The letter (pdf), signed by Nelson, Association of Professional Flight Attendants national president Julie Hedrick, and Union of Southwest Airlines Flight Attendants 556 president Lyn Montgomery, claims that Mnuchin's power under a late-stage provision added to the CARES Act allows the secretary "the authority to take ownership stakes in the airlines in exchange for any funds that keep workers on payroll."
That reworking of funding to create a payroll "loan" as opposed to a grant, the letter says, is a provision that could lead to the government with a 40% stake in the airlines--effectively eliminating any chance of the airlines taking the available funding in the bill out of fear of public ownership.
"If the airlines were required to pay back the grants in full with an equity position of $25 billion, that would give the government the equivalent of a 40% stake in airlines in exchange for keeping workers on the payroll for six months," the letter reads. "This effectively renders the payroll grants a poison pill that will cost us our jobs and push us onto taxpayer-funded unemployment insurance--the opposite of what this bipartisan agreement intended."

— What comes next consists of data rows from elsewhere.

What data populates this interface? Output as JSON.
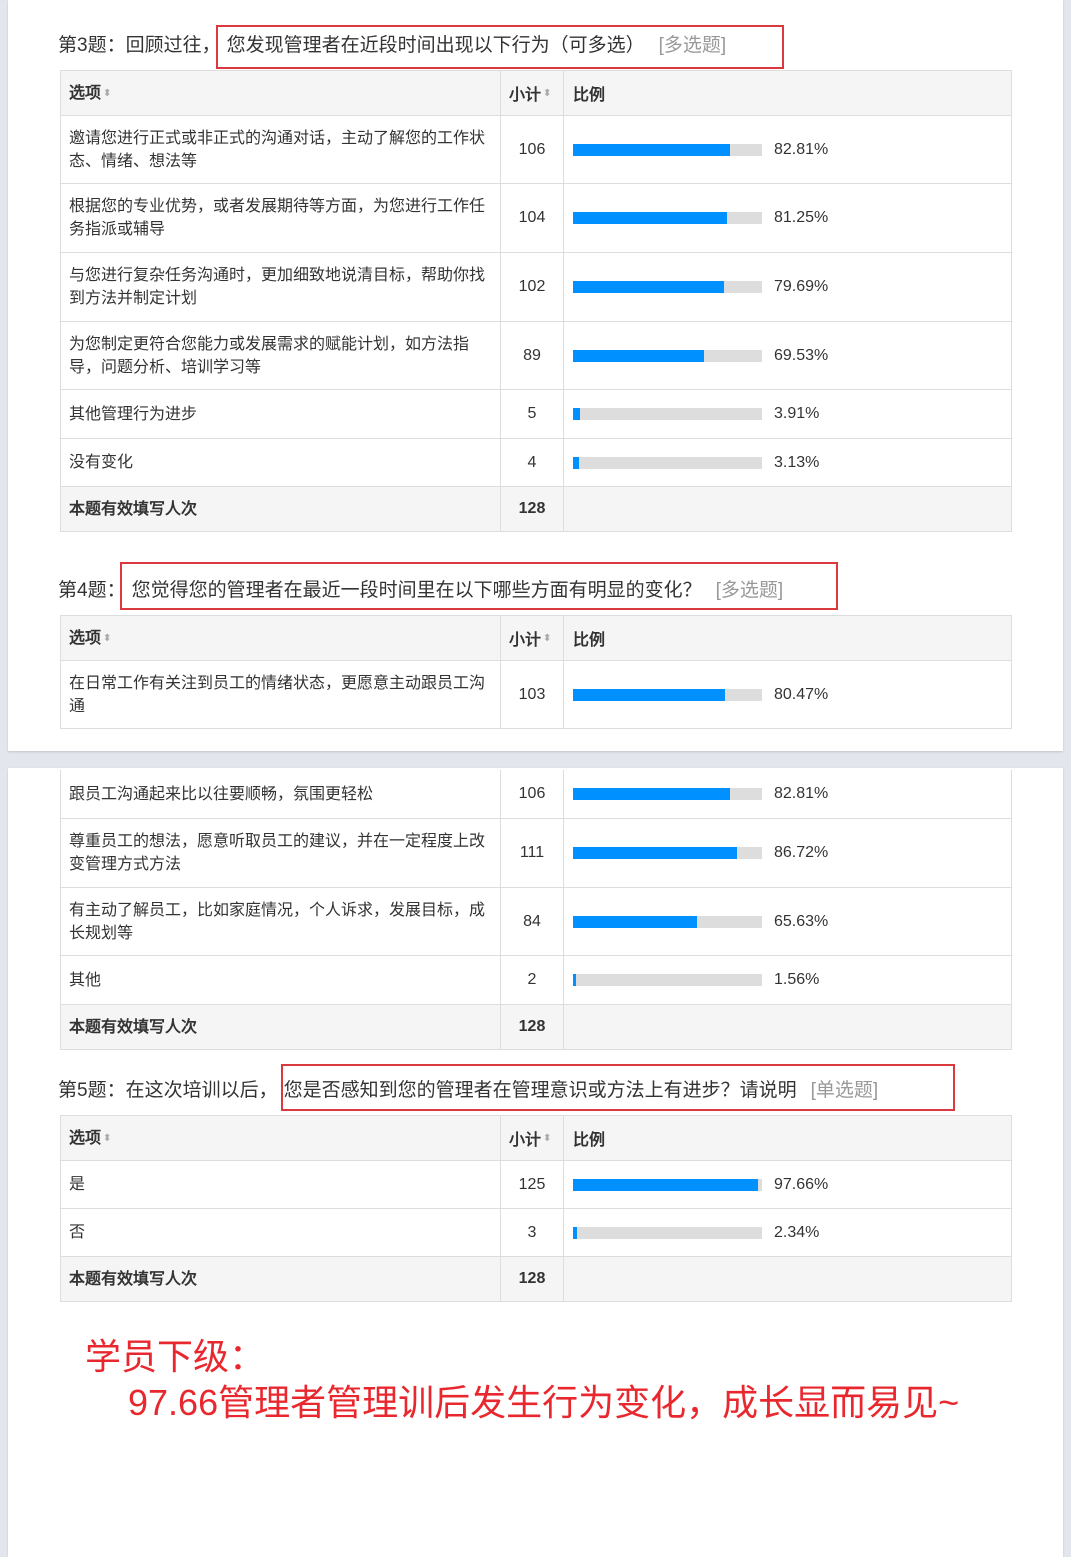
{
  "headers": {
    "option": "选项",
    "count": "小计",
    "ratio": "比例",
    "sort_icon": "sort-icon"
  },
  "q3": {
    "prefix": "第3题：回顾过往，",
    "title": "您发现管理者在近段时间出现以下行为（可多选）",
    "tag": "[多选题]",
    "rows": [
      {
        "label": "邀请您进行正式或非正式的沟通对话，主动了解您的工作状态、情绪、想法等",
        "count": "106",
        "pct": 82.81,
        "pct_text": "82.81%"
      },
      {
        "label": "根据您的专业优势，或者发展期待等方面，为您进行工作任务指派或辅导",
        "count": "104",
        "pct": 81.25,
        "pct_text": "81.25%"
      },
      {
        "label": "与您进行复杂任务沟通时，更加细致地说清目标，帮助你找到方法并制定计划",
        "count": "102",
        "pct": 79.69,
        "pct_text": "79.69%"
      },
      {
        "label": "为您制定更符合您能力或发展需求的赋能计划，如方法指导，问题分析、培训学习等",
        "count": "89",
        "pct": 69.53,
        "pct_text": "69.53%"
      },
      {
        "label": "其他管理行为进步",
        "count": "5",
        "pct": 3.91,
        "pct_text": "3.91%"
      },
      {
        "label": "没有变化",
        "count": "4",
        "pct": 3.13,
        "pct_text": "3.13%"
      }
    ],
    "footer_label": "本题有效填写人次",
    "footer_count": "128"
  },
  "q4": {
    "prefix": "第4题：",
    "title": "您觉得您的管理者在最近一段时间里在以下哪些方面有明显的变化？",
    "tag": "[多选题]",
    "rows": [
      {
        "label": "在日常工作有关注到员工的情绪状态，更愿意主动跟员工沟通",
        "count": "103",
        "pct": 80.47,
        "pct_text": "80.47%"
      },
      {
        "label": "跟员工沟通起来比以往要顺畅，氛围更轻松",
        "count": "106",
        "pct": 82.81,
        "pct_text": "82.81%"
      },
      {
        "label": "尊重员工的想法，愿意听取员工的建议，并在一定程度上改变管理方式方法",
        "count": "111",
        "pct": 86.72,
        "pct_text": "86.72%"
      },
      {
        "label": "有主动了解员工，比如家庭情况，个人诉求，发展目标，成长规划等",
        "count": "84",
        "pct": 65.63,
        "pct_text": "65.63%"
      },
      {
        "label": "其他",
        "count": "2",
        "pct": 1.56,
        "pct_text": "1.56%"
      }
    ],
    "footer_label": "本题有效填写人次",
    "footer_count": "128"
  },
  "q5": {
    "prefix": "第5题：在这次培训以后，",
    "title": "您是否感知到您的管理者在管理意识或方法上有进步？请说明",
    "tag": "[单选题]",
    "rows": [
      {
        "label": "是",
        "count": "125",
        "pct": 97.66,
        "pct_text": "97.66%"
      },
      {
        "label": "否",
        "count": "3",
        "pct": 2.34,
        "pct_text": "2.34%"
      }
    ],
    "footer_label": "本题有效填写人次",
    "footer_count": "128"
  },
  "note": {
    "line1": "学员下级：",
    "line2": "97.66管理者管理训后发生行为变化，成长显而易见~"
  },
  "colors": {
    "bar": "#0090ff",
    "track": "#dddddd",
    "highlight": "#d9393f",
    "note": "#e8282e"
  }
}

Nelson, in a statement, expounded on what she said was an unfair standard for her industry.
"Grants are grants," said Nelson. "There is no value attached because there is not an expected return on a grant. Much like an education grant, the value is in the student who contributes their learning to society."

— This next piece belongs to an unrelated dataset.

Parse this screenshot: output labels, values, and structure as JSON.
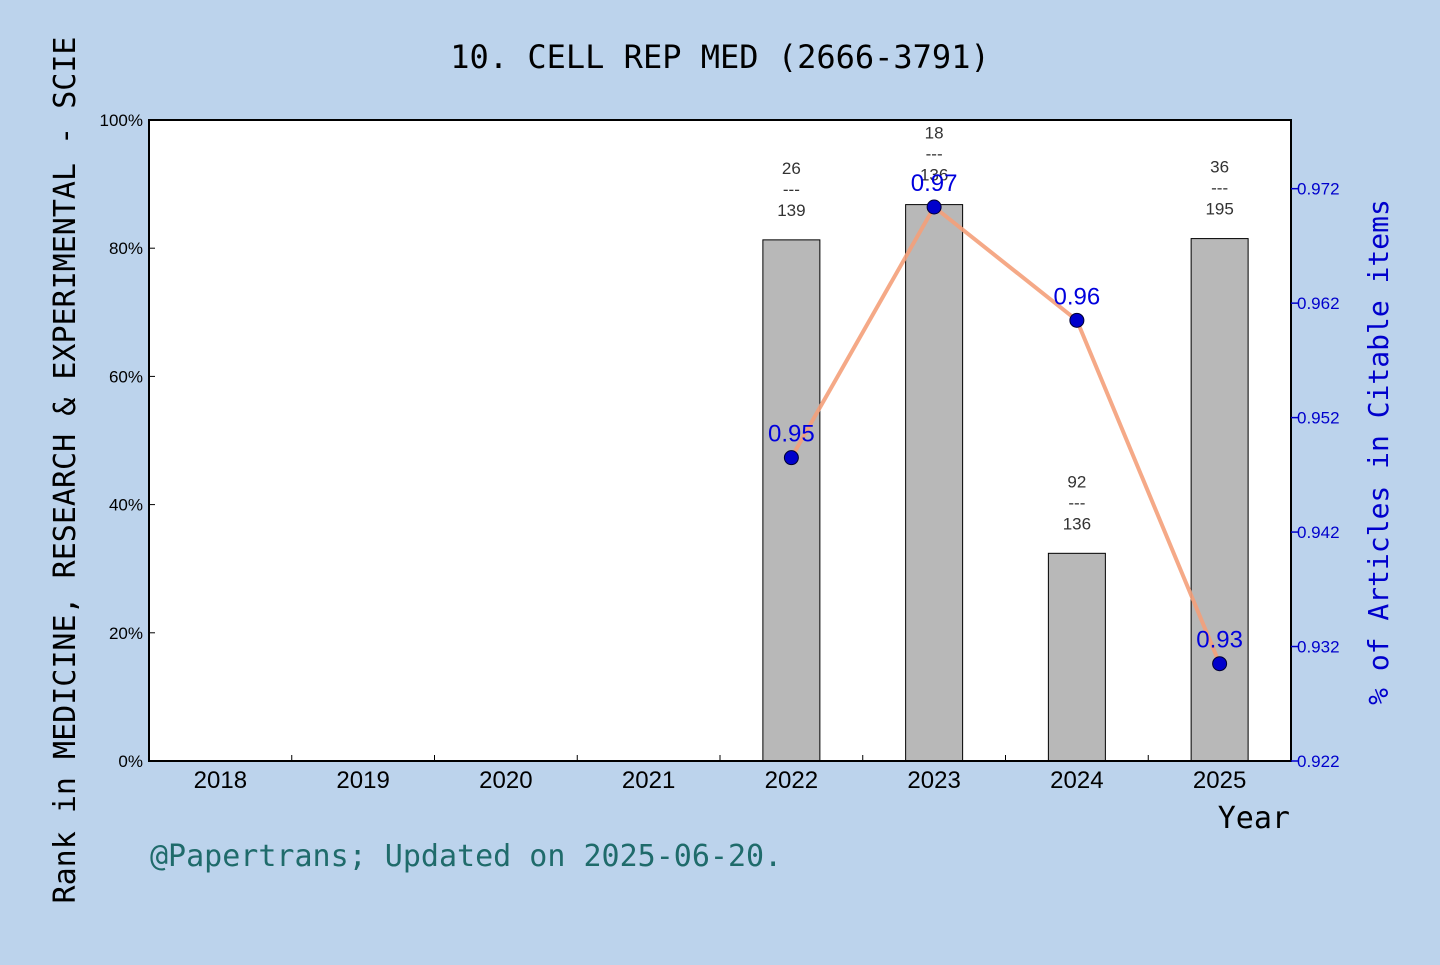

"The value here is a functioning airline industry, no layoffs, and 2 million people who can still pay taxes because they are employed," Nelson continued. "We are not aware of a single grant in U.S. history having a warrant attached. This is what you call a con. Not a grant. The old switcheroo. Here's a five dollar bill for free, pay no attention while I pick your pocket."
In an interview with Common Dreams, Nelson said that the 11th hour changing of the terms in the bill for $2.5 billion in funding for airline workers--flightcrews and airport workers--would present the industry with more than enough reason to reject the funding and turn to other protections.
"By putting onerous conditions on these payroll grants, the government is going to make them opt for bankruptcy," said Nelson.
Meanwhile, hours for airline workers are being cut across the industry--with workers at non-unionized Delta feeling some of the worse effects. Labor activist and former Delta employee Kip Hedges told Common Dreams Wednesday that the company's full-time ramp workers and ticket agents were experiencing a 25% weekly reduction in hours, from 40 to 30, and that "ready reserve" workers were seeing hours cut by 50%.
"Delta's action stands in stark contradiction to the intent of the bailout package," said Hedges.
According to CNBC, the cuts in hours are part of a pattern:
While hourly rates aren't declining, the amount of work available, is declining. In addition to asking employees to take unpaid leave, airlines are parking thousands of planes, deferring aircraft orders and drawing down on credit lines to shore up cash. Executives are reviewing the details in the aid package and the strings attached to accepting it.
As Nelson said to Common Dreams, the lack of hours available to industry employees due to dropping demand is causing a crunch for workers who would have expected to make up any shortfalls in over-time work--part of what she described as a longstanding problem in the American workforce.
\u201c#covid19 shines a bright light on the crime that workers have been forced to work more to make more since 1980 & even more in last 20 yrs. American workers count on overtime or 2nd/3rd job to survive. This #wagecrisis is colliding w/ this health crisis. Increase worker wages! #1u\u201d— Sara Nelson (@Sara Nelson) 1585587598
"When work goes away, there's not as much pay to go around," said Nelson, adding that unionized airlines have minimum pay and hours built into their contracts.
But Delta, which has successfully fought against a union for years, is in a different situation.
"Delta, without a contract, is taking measures right now to cut hours where a contract would preclude that," said Nelson.